Masuk
Timnas Garuda, Bahrain, dan Politik Timur Tengah
8 Menit
11 Oktober 2024
Tadi malam, timnas sepakbola Indonesia menghadapi tuan rumah Bahrain dalam pertandingan lanjutan penyisihan babak ketiga piala dunia zona Asia. Laga yang berakhir dengan skor imbang 2-2 ini memperoleh perhatian begitu luas dan emosional di Tanah Air. Demam menuju piala dunia, kira-kira begitulah suasana kebatinan masyarakat Indonesia. Informasi sekecil apa pun terkait perhelatan itu, baik tentang pemain, kontroversi kepemimpinan wasit ataupun hal lain akan disambar jadi berita yang tersebar luas dengan partisipasi penonton, like, dan comment yang banyak.

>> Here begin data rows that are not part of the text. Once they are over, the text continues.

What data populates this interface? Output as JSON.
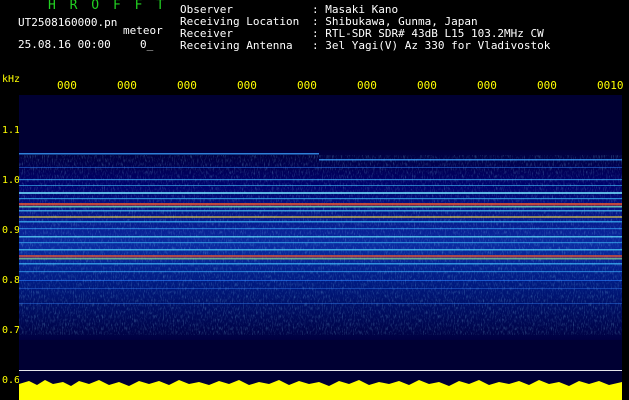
{
  "header": {
    "app_title": "H R O F F T",
    "file_name": "UT2508160000.pn",
    "meteor_label": "meteor",
    "date_time": "25.08.16 00:00",
    "counter": "0_"
  },
  "station_info": [
    {
      "label": "Observer",
      "sep": ":",
      "value": "Masaki Kano"
    },
    {
      "label": "Receiving Location",
      "sep": ":",
      "value": "Shibukawa, Gunma, Japan"
    },
    {
      "label": "Receiver",
      "sep": ":",
      "value": "RTL-SDR SDR# 43dB L15 103.2MHz CW"
    },
    {
      "label": "Receiving Antenna",
      "sep": ":",
      "value": "3el Yagi(V) Az 330 for Vladivostok"
    }
  ],
  "frequency_axis": {
    "unit": "kHz",
    "ticks": [
      "1.1",
      "1.0",
      "0.9",
      "0.8",
      "0.7",
      "0.6"
    ]
  },
  "time_axis": {
    "ticks": [
      "000",
      "000",
      "000",
      "000",
      "000",
      "000",
      "000",
      "000",
      "000",
      "0010"
    ]
  },
  "colors": {
    "background": "#000000",
    "plot_background": "#000033",
    "title_green": "#22d022",
    "axis_yellow": "#ffff00",
    "text_white": "#ffffff"
  }
}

Jika dibaca dari sisi lain maka pertandingan ini mencerminkan pertandingan dua negara yang memiliki kesamaan dan perbedaan dalam banyak hal termasuk posisi dan sikapnya terhadap isu-isu besar di Timur Tengah. Bahrain adalah negara mikro yang memiliki wilayah sedikit lebih luas daripada Kabupaten Bantul Daerah Istimewa Yogyakarta atau lebih kecil dari Kabupaten Trenggalek di Jawa Timur. Sedangkan Indonesia memiliki wilayah yang begitu luas hampir mencapai dua juta kilometer persegi. Namun, kedua negara sama-sama negara kepulauan. Perbedaannya, kepulauan Bahrain hampir setengahnya adalah pulau buatan sedangkan kepulauan di Indonesia seluruhnya atau hampir seluruhnya pulau natural.

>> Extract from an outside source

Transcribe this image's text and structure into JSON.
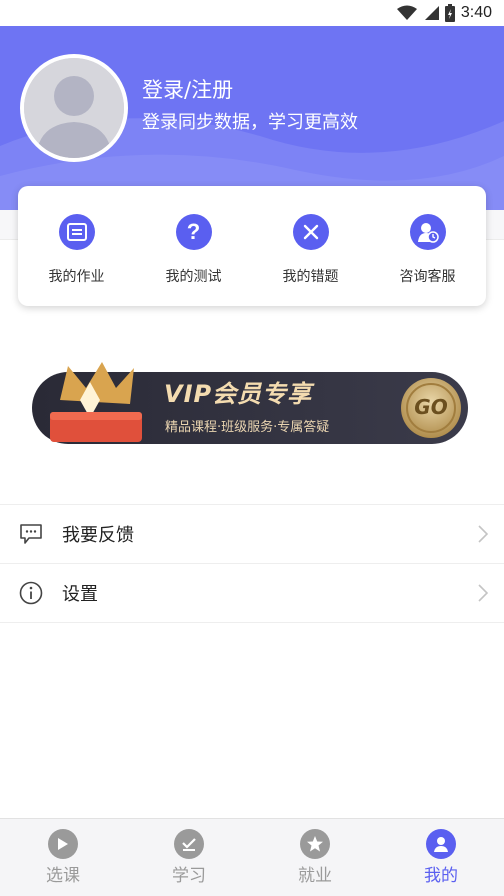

Kendati ukurannya mikro, Bahrain seperti negara Arab Teluk lain, sangat kaya terutama dari hasil minyak dan gas. Mereka adalah negara investor yang jadi rebutan kerja sama negara-negara di dunia meskipun masih kalah mentereng dari Qatar dan Uni Emirat Arab. Penghasilan lain yang khas negeri ini adalah mutiara yang konon punya kualitas tinggi dan tentu pariwisata pantai. Negara-negara Arab Teluk terdiri dari enam negara yaitu Arab Saudi, Kuwait, Bahrain, Qatar, Uni Emirat Arab dan Kesultanan Oman yang keenamnya tergabung dalam organisasi regional GCC.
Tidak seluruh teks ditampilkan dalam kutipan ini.